Retaining its focus on RF-SOI and SiGe development, TowerJazz’s 8-inch capacity utilization rate is estimated to hover around the 70% mark. As the foundry continues to expand its 12-inch capacity, TowerJazz’s revenue is projected to grow by about 3% YoY in 3Q20. PSMC is continuing to expand its foundry business and see increased wafer input demand for DDI, TDDI, CIS, PMIC, and power discretes (MOSFET and IGBT). By raising its capacity utilization rate and the price of its foundry services, PSMC is likely to register a 26% YoY revenue growth in 3Q20, the highest percentage among the top 10 foundries.

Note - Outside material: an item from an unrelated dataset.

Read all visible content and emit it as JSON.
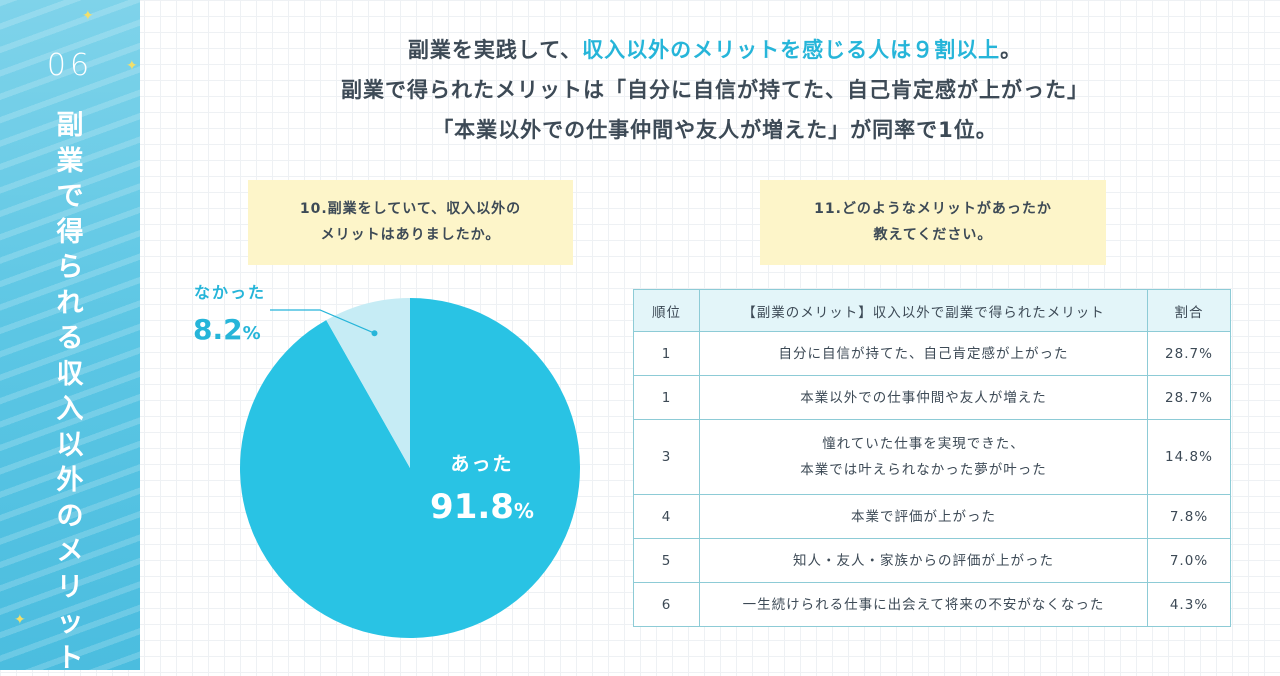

While VIS scores revenue growth courtesy of its maximum 8-inch capacity utilization rate, Hua Hong lowers prices in response to impact from the COVID-19 pandemic
The addition of its newly acquired Singapore fab has resulted in increased shipment for VIS. Furthermore, VIS’ 8-inch production lines are currently reaching maximum capacity utilization rate due to the considerable growth in large-sized DDI and PMIC demand. The foundry’s revenue growth is projected to reach 21% YoY in 3Q20. On the other hand, Hua Hong’s product mix has traditionally been dominated by consumer electronics, which account for more than 60% of said product mix. In particular, entry-level and mid-range smartphone chips occupy most of this product category. Whereas the pandemic led to subpar performances for these products, Hua Hong has now decided to lower its ASP and raise production capacity in response. The foundry’s revenue is projected to decline by 1% YoY in 3Q20.
Thanks to significant increases in CIS and DDI demand, DB HiTek’s production lines are currently at maximum capacity utilization rates. At the moment, the foundry is not ruling out the possibility of a price hike, which is projected to raise its revenue in 3Q20 by a minor 2% YoY. TrendForce indicates that, on the whole, despite the growth in downstream client demand, it remains vital for foundries and related companies to keep a close eye on whether these downstream clients are able to destock their inventories after the massive stock-up effort. Only by paying close attention to industry dynamics can companies deliver appropriate strategies in a timely manner in the foundry market.